Our school auditorium looked like a presidential press conference or an appearance by Lindsay Lohan.
Last week our elementary school had its spring choir performance. The choir features all grades, with some songs performed by just the older or younger kids. So it shouldn't be surprising that there were a lot of parents with cameras. Maybe it shouldn't even be surprising that there were a lot of parents with camcorders. But I was very surprised to see the number of parents who had their cameras mounted on tripods. Some had the courtesy to stay in the back (maybe to take advantage of power outlets), rubbing elbows with those parents who chose to stand and video the whole performance while relying on the "steady-cam" feature. But there were quite a few parents who just sat down in the 2nd or 3rd row, with the tripod propped up right between their knees.

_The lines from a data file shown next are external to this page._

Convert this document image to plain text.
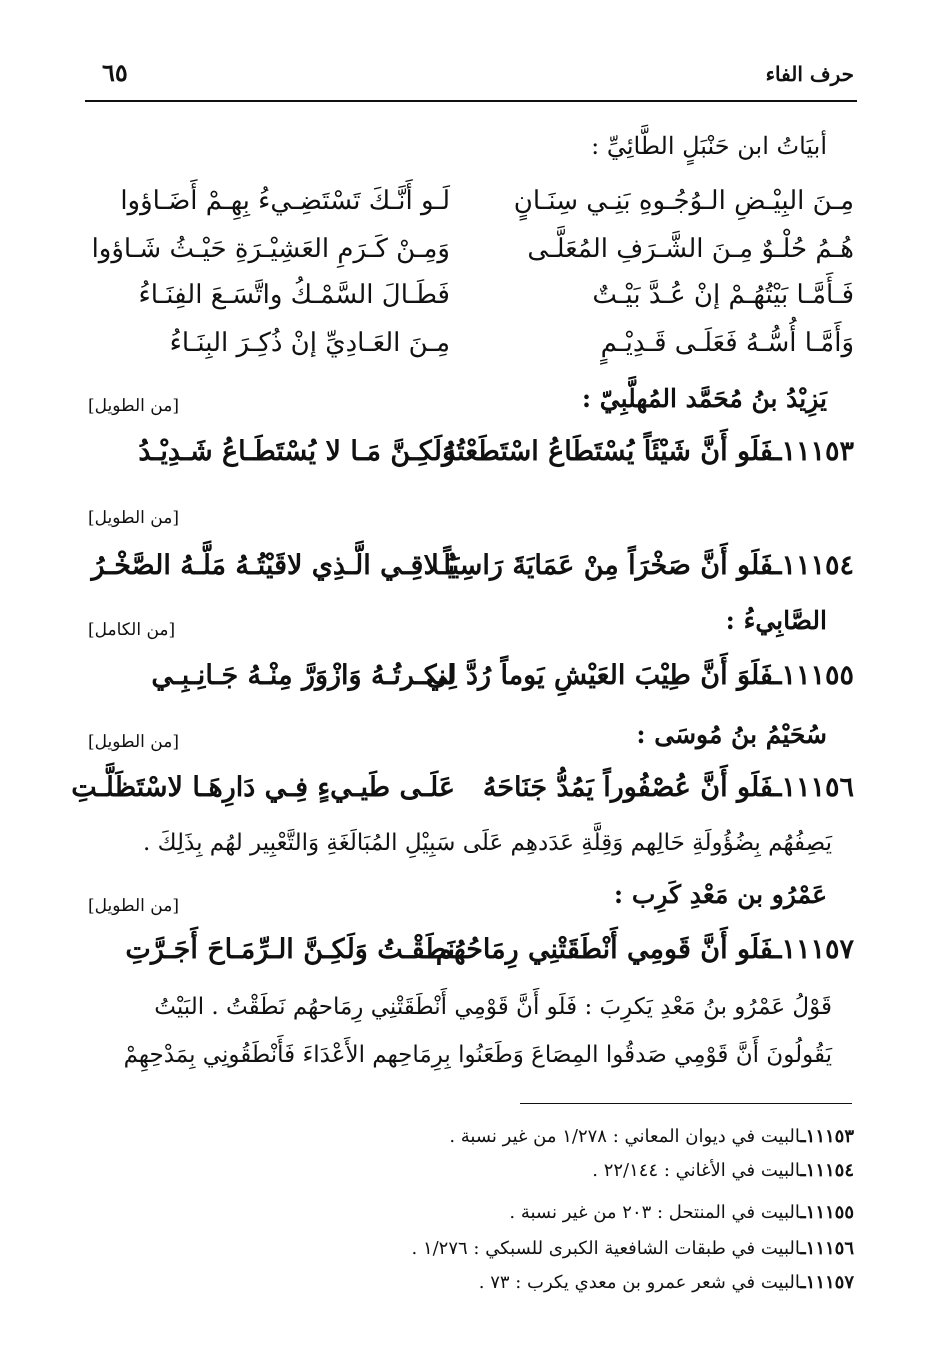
حرف الفاء
٦٥
أبيَاتُ ابن حَنْبَلٍ الطَّائِيِّ :
مِـنَ البِيْـضِ الـوُجُـوهِ بَنِـي سِنَـانٍ
لَـو أَنَّـكَ تَسْتَضِـيءُ بِهِـمْ أَضَـاؤوا
هُـمُ حُلْـوٌ مِـنَ الشَّـرَفِ المُعَلَّـى
وَمِـنْ كَـرَمِ العَشِيْـرَةِ حَيْـثُ شَـاؤوا
فَـأَمَّـا بَيْتُهُـمْ إنْ عُـدَّ بَيْـتٌ
فَطَـالَ السَّمْـكُ واتَّسَـعَ الفِنَـاءُ
وَأَمَّـا أُسُّـهُ فَعَلَـى قَـدِيْـمٍ
مِـنَ العَـادِيِّ إنْ ذُكِـرَ البِنَـاءُ
يَزِيْدُ بنُ مُحَمَّد المُهلَّبِيّ :
[من الطويل]
١١١٥٣ـفَلَو أَنَّ شَيْئَاً يُسْتَطَاعُ اسْتَطَعْتُهُ
وَلَكِـنَّ مَـا لا يُسْتَطَـاعُ شَـدِيْـدُ
[من الطويل]
١١١٥٤ـفَلَو أَنَّ صَخْرَاً مِنْ عَمَايَةَ رَاسِيَاً
يُـلاقِـي الَّـذِي لاقَيْتُـهُ مَلَّـهُ الصَّخْـرُ
الصَّابِيءُ :
[من الكامل]
١١١٥٥ـفَلَوَ أَنَّ طِيْبَ العَيْشِ يَوماً رُدَّ لِي
لنكـرتُـهُ وَازْوَرَّ مِنْـهُ جَـانِـبِـي
سُحَيْمُ بنُ مُوسَى :
[من الطويل]
١١١٥٦ـفَلَو أَنَّ عُصْفُوراً يَمُدُّ جَنَاحَهُ
عَلَـى طَيـيءٍ فِـي دَارِهَـا لاسْتَظَلَّـتِ
يَصِفُهُم بِضُؤُولَةِ حَالِهم وَقِلَّةِ عَدَدهِم عَلَى سَبِيْلِ المُبَالَغَةِ وَالتَّعْبِير لهُم بِذَلِكَ .
عَمْرُو بن مَعْدِ كَرِب :
[من الطويل]
١١١٥٧ـفَلَو أَنَّ قَومِي أَنْطَقَتْنِي رِمَاحُهُم
نَطَقْـتُ وَلَكِـنَّ الـرِّمَـاحَ أَجَـرَّتِ
قَوْلُ عَمْرُو بنُ مَعْدِ يَكرِبَ : فَلَو أَنَّ قَوْمِي أَنْطَقَتْنِي رِمَاحهُم نَطَقْتُ . البَيْتُ
يَقُولُونَ أَنَّ قَوْمِي صَدقُوا المِصَاعَ وَطَعَنُوا بِرِمَاحِهم الأَعْدَاءَ فَأَنْطَقُونِي بِمَدْحِهِمْ
١١١٥٣ـالبيت في ديوان المعاني : ١/٢٧٨ من غير نسبة .
١١١٥٤ـالبيت في الأغاني : ٢٢/١٤٤ .
١١١٥٥ـالبيت في المنتحل : ٢٠٣ من غير نسبة .
١١١٥٦ـالبيت في طبقات الشافعية الكبرى للسبكي : ١/٢٧٦ .
١١١٥٧ـالبيت في شعر عمرو بن معدي يكرب : ٧٣ .
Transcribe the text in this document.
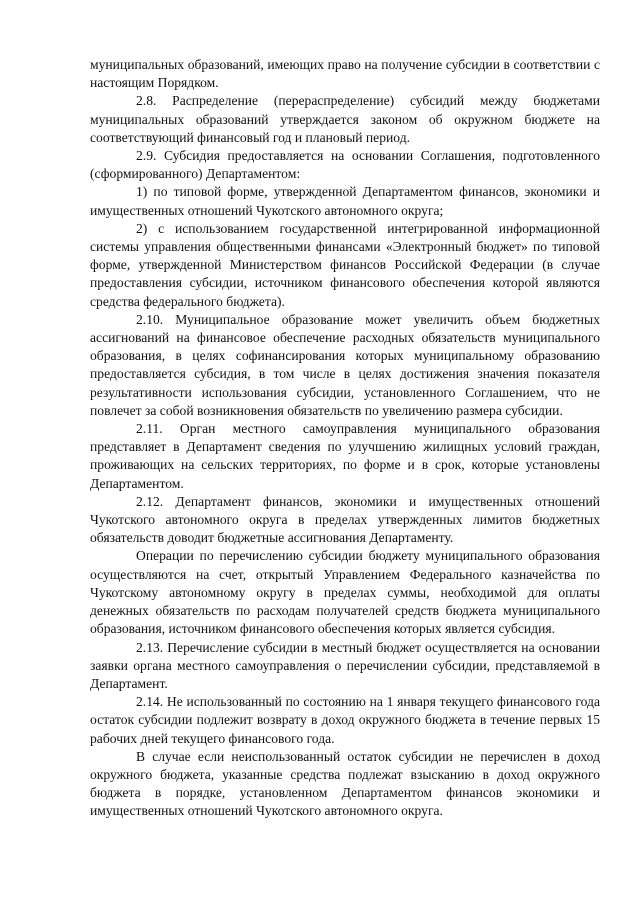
муниципальных образований, имеющих право на получение субсидии в соответствии с настоящим Порядком.

2.8. Распределение (перераспределение) субсидий между бюджетами муниципальных образований утверждается законом об окружном бюджете на соответствующий финансовый год и плановый период.

2.9. Субсидия предоставляется на основании Соглашения, подготовленного (сформированного) Департаментом:

1) по типовой форме, утвержденной Департаментом финансов, экономики и имущественных отношений Чукотского автономного округа;

2) с использованием государственной интегрированной информационной системы управления общественными финансами «Электронный бюджет» по типовой форме, утвержденной Министерством финансов Российской Федерации (в случае предоставления субсидии, источником финансового обеспечения которой являются средства федерального бюджета).

2.10. Муниципальное образование может увеличить объем бюджетных ассигнований на финансовое обеспечение расходных обязательств муниципального образования, в целях софинансирования которых муниципальному образованию предоставляется субсидия, в том числе в целях достижения значения показателя результативности использования субсидии, установленного Соглашением, что не повлечет за собой возникновения обязательств по увеличению размера субсидии.

2.11. Орган местного самоуправления муниципального образования представляет в Департамент сведения по улучшению жилищных условий граждан, проживающих на сельских территориях, по форме и в срок, которые установлены Департаментом.

2.12. Департамент финансов, экономики и имущественных отношений Чукотского автономного округа в пределах утвержденных лимитов бюджетных обязательств доводит бюджетные ассигнования Департаменту.

Операции по перечислению субсидии бюджету муниципального образования осуществляются на счет, открытый Управлением Федерального казначейства по Чукотскому автономному округу в пределах суммы, необходимой для оплаты денежных обязательств по расходам получателей средств бюджета муниципального образования, источником финансового обеспечения которых является субсидия.

2.13. Перечисление субсидии в местный бюджет осуществляется на основании заявки органа местного самоуправления о перечислении субсидии, представляемой в Департамент.

2.14. Не использованный по состоянию на 1 января текущего финансового года остаток субсидии подлежит возврату в доход окружного бюджета в течение первых 15 рабочих дней текущего финансового года.

В случае если неиспользованный остаток субсидии не перечислен в доход окружного бюджета, указанные средства подлежат взысканию в доход окружного бюджета в порядке, установленном Департаментом финансов экономики и имущественных отношений Чукотского автономного округа.
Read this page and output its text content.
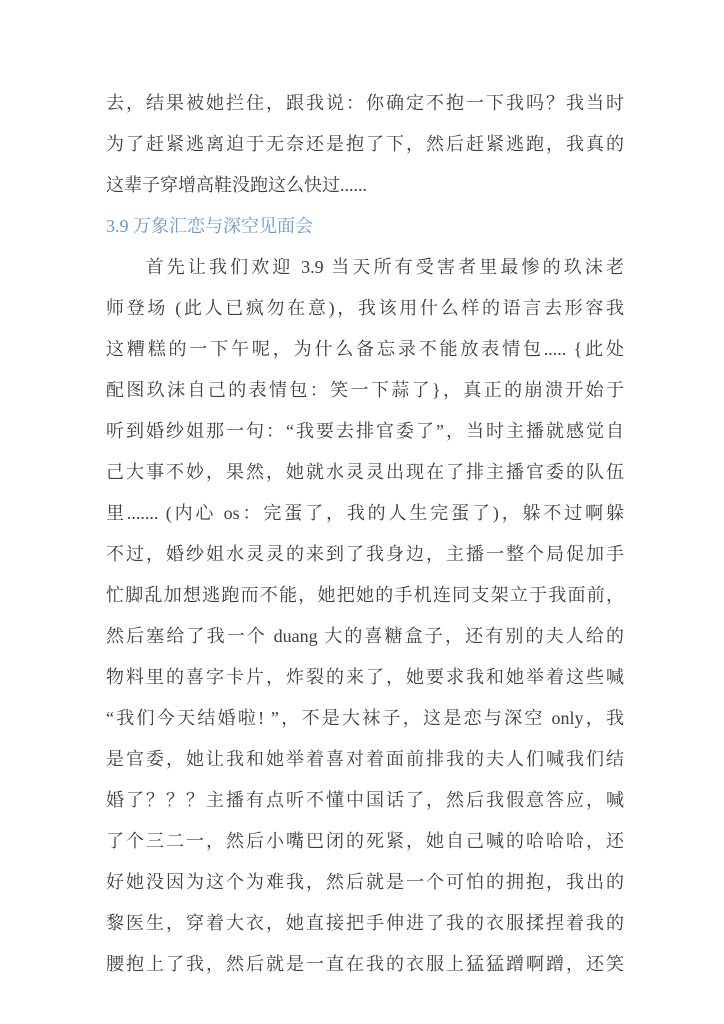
去，结果被她拦住，跟我说：你确定不抱一下我吗？我当时
为了赶紧逃离迫于无奈还是抱了下，然后赶紧逃跑，我真的
这辈子穿增高鞋没跑这么快过......
3.9 万象汇恋与深空见面会
首先让我们欢迎 3.9 当天所有受害者里最惨的玖沫老
师登场 (此人已疯勿在意)，我该用什么样的语言去形容我
这糟糕的一下午呢，为什么备忘录不能放表情包..... {此处
配图玖沫自己的表情包：笑一下蒜了}，真正的崩溃开始于
听到婚纱姐那一句：“我要去排官委了”，当时主播就感觉自
己大事不妙，果然，她就水灵灵出现在了排主播官委的队伍
里....... (内心 os：完蛋了，我的人生完蛋了)，躲不过啊躲
不过，婚纱姐水灵灵的来到了我身边，主播一整个局促加手
忙脚乱加想逃跑而不能，她把她的手机连同支架立于我面前，
然后塞给了我一个 duang 大的喜糖盒子，还有别的夫人给的
物料里的喜字卡片，炸裂的来了，她要求我和她举着这些喊
“我们今天结婚啦! ”，不是大袜子，这是恋与深空 only，我
是官委，她让我和她举着喜对着面前排我的夫人们喊我们结
婚了？？？主播有点听不懂中国话了，然后我假意答应，喊
了个三二一，然后小嘴巴闭的死紧，她自己喊的哈哈哈，还
好她没因为这个为难我，然后就是一个可怕的拥抱，我出的
黎医生，穿着大衣，她直接把手伸进了我的衣服揉捏着我的
腰抱上了我，然后就是一直在我的衣服上猛猛蹭啊蹭，还笑
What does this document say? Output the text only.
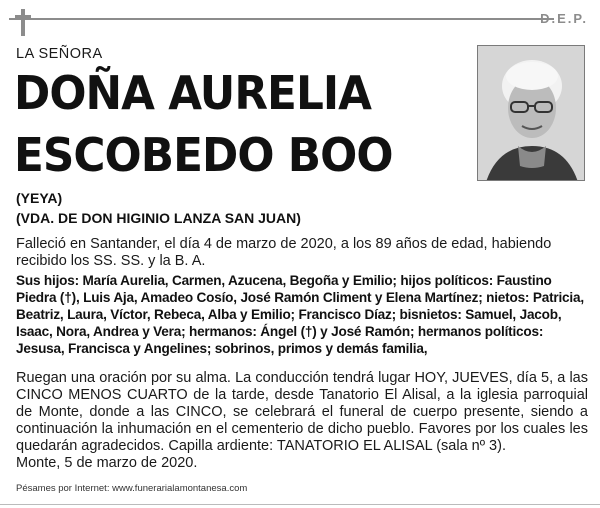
D.E.P.
LA SEÑORA
DOÑA AURELIA
ESCOBEDO BOO
(YEYA)
(VDA. DE DON HIGINIO LANZA SAN JUAN)
Falleció en Santander, el día 4 de marzo de 2020, a los 89 años de edad, habiendo recibido los SS. SS. y la B. A.
Sus hijos: María Aurelia, Carmen, Azucena, Begoña y Emilio; hijos políticos: Faustino Piedra (†), Luis Aja, Amadeo Cosío, José Ramón Climent y Elena Martínez; nietos: Patricia, Beatriz, Laura, Víctor, Rebeca, Alba y Emilio; Francisco Díaz; bisnietos: Samuel, Jacob, Isaac, Nora, Andrea y Vera; hermanos: Ángel (†) y José Ramón; hermanos políticos: Jesusa, Francisca y Angelines; sobrinos, primos y demás familia,
Ruegan una oración por su alma. La conducción tendrá lugar HOY, JUEVES, día 5, a las CINCO MENOS CUARTO de la tarde, desde Tanatorio El Alisal, a la iglesia parroquial de Monte, donde a las CINCO, se celebrará el funeral de cuerpo presente, siendo a continuación la inhumación en el cementerio de dicho pueblo. Favores por los cuales les quedarán agradecidos. Capilla ardiente: TANATORIO EL ALISAL (sala nº 3).
Monte, 5 de marzo de 2020.
Pésames por Internet: www.funerarialamontanesa.com
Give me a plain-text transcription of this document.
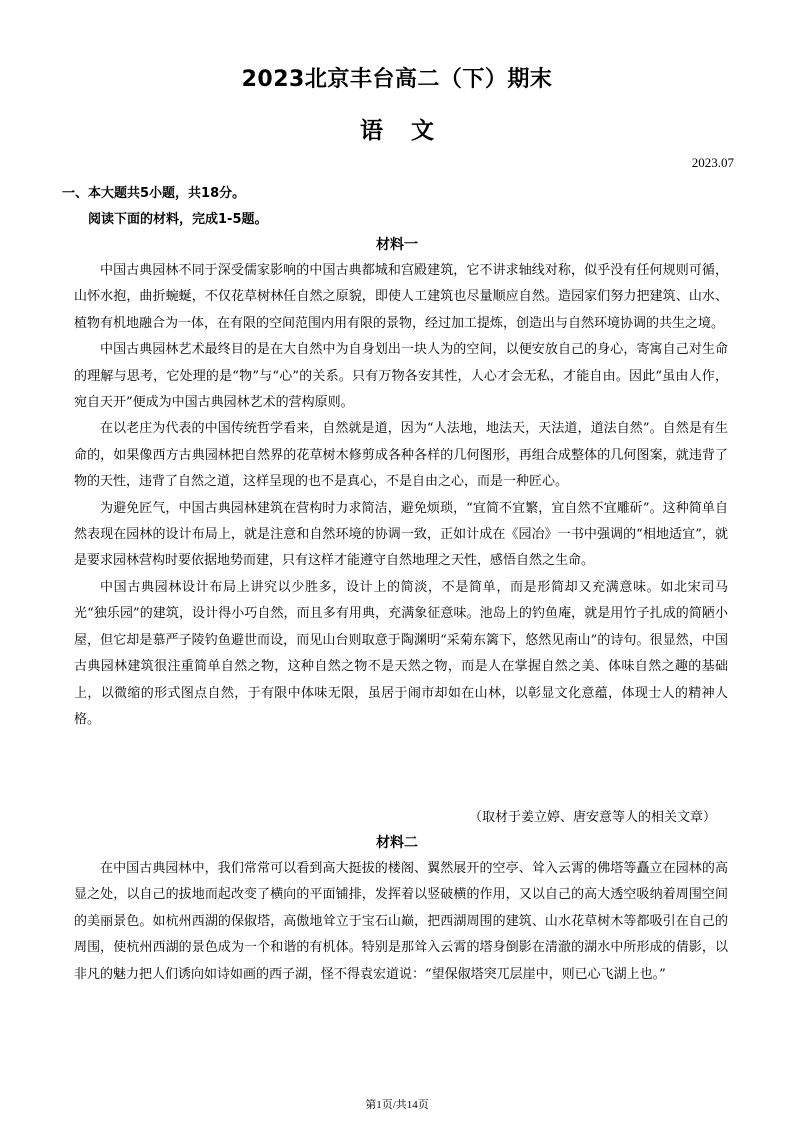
2023北京丰台高二（下）期末
语文
2023.07
一、本大题共5小题，共18分。
阅读下面的材料，完成1-5题。
材料一

中国古典园林不同于深受儒家影响的中国古典都城和宫殿建筑，它不讲求轴线对称，似乎没有任何规则可循，山怀水抱，曲折蜿蜒，不仅花草树林任自然之原貌，即使人工建筑也尽量顺应自然。造园家们努力把建筑、山水、植物有机地融合为一体，在有限的空间范围内用有限的景物，经过加工提炼，创造出与自然环境协调的共生之境。

中国古典园林艺术最终目的是在大自然中为自身划出一块人为的空间，以便安放自己的身心，寄寓自己对生命的理解与思考，它处理的是“物”与“心”的关系。只有万物各安其性，人心才会无私，才能自由。因此“虽由人作，宛自天开”便成为中国古典园林艺术的营构原则。

在以老庄为代表的中国传统哲学看来，自然就是道，因为“人法地，地法天，天法道，道法自然”。自然是有生命的，如果像西方古典园林把自然界的花草树木修剪成各种各样的几何图形，再组合成整体的几何图案，就违背了物的天性，违背了自然之道，这样呈现的也不是真心，不是自由之心，而是一种匠心。

为避免匠气，中国古典园林建筑在营构时力求简洁，避免烦琐，“宜简不宜繁，宜自然不宜雕斫”。这种简单自然表现在园林的设计布局上，就是注意和自然环境的协调一致，正如计成在《园冶》一书中强调的“相地适宜”，就是要求园林营构时要依据地势而建，只有这样才能遵守自然地理之天性，感悟自然之生命。

中国古典园林设计布局上讲究以少胜多，设计上的简淡，不是简单，而是形简却又充满意味。如北宋司马光“独乐园”的建筑，设计得小巧自然，而且多有用典，充满象征意味。池岛上的钓鱼庵，就是用竹子扎成的简陋小屋，但它却是慕严子陵钓鱼避世而设，而见山台则取意于陶渊明“采菊东篱下，悠然见南山”的诗句。很显然，中国古典园林建筑很注重简单自然之物，这种自然之物不是天然之物，而是人在掌握自然之美、体味自然之趣的基础上，以微缩的形式图点自然，于有限中体味无限，虽居于闹市却如在山林，以彰显文化意蕴，体现士人的精神人格。

（取材于姜立婷、唐安意等人的相关文章）
材料二

在中国古典园林中，我们常常可以看到高大挺拔的楼阁、翼然展开的空亭、耸入云霄的佛塔等矗立在园林的高显之处，以自己的拔地而起改变了横向的平面铺排，发挥着以竖破横的作用，又以自己的高大透空吸纳着周围空间的美丽景色。如杭州西湖的保俶塔，高傲地耸立于宝石山巅，把西湖周围的建筑、山水花草树木等都吸引在自己的周围，使杭州西湖的景色成为一个和谐的有机体。特别是那耸入云霄的塔身倒影在清澈的湖水中所形成的倩影，以非凡的魅力把人们诱向如诗如画的西子湖，怪不得袁宏道说：“望保俶塔突兀层崖中，则已心飞湖上也。”

第1页/共14页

Now I'm not complaining. No one was blocking my view from 8 rows back (except for the 3-year-old that kept standing on his chair). It's a free country. If someone wants to videotape 60 minutes of a school choir performance featuring their child, then more power to them. It's good for the camcorder industry, and will help drive down prices by the time I'm ready to purchase an HD direct-to-hardrive camcorder. It could also eventually help Sun Microsystems when the video is made available for streaming. Tivo could get a lift from use of their new Home Movie Sharing service. And that means more broadband use that will drive down DSL and Cable prices. Right?
Oh, there is just one thing that has to happen before we can all rejoice as our Google/YouTube stock soars. The video footage has to make it off the camera's tape/mini-DVD/harddisk and onto the computer. That means that all those dads (yes, it was mostly dads) have to find the time to upload an hour's worth of footage to their computer, edit it, add menus and titles, burn DVDs, upload to sharing sites and alert all their relatives and friends so that they can enjoying the 1-hour performance featuring (if you listen very carefully) one 9-year-old kid among 50 K-6th graders. Maybe one day someone will be clever and just charge a small fee to record all school performances and put them on a download site. One camera tripod instead of 30. For those who want their own child highlighted, it's easy enough to splice in close-up footage of a particular kid a few seconds at a time.
Meanwhile, I was content to just sit back in my chair, holding the camera up above my head and using the flip-out viewing screen to zoom in on my girls and their friends for maybe 30 seconds per song. No tripod, no blocked views. True, my camcorder battery was starting to get in the red zone, but I had no intention of video-taping a 60-minute elementary school choir performance. My family certainly wouldn't watch all 60 minutes. And who else would?
My guess: all those tapes will join 30 others sitting in some dad's shoebox waiting for the time when dad has nothing else more pressing to do. No more homework to help with, no more household maintenance backlog, no more episodes of Lost or Heroes to watch on Tivo. I can speak from experience. Only for me it's 15 tapes, not 30. And it's a big cigar box, not a shoebox. And I've given up trying to follow Lost on a weekly basis. I'll wait until I retire, and get the whole 20-season series on Blu-ray. Save the video. Save the world.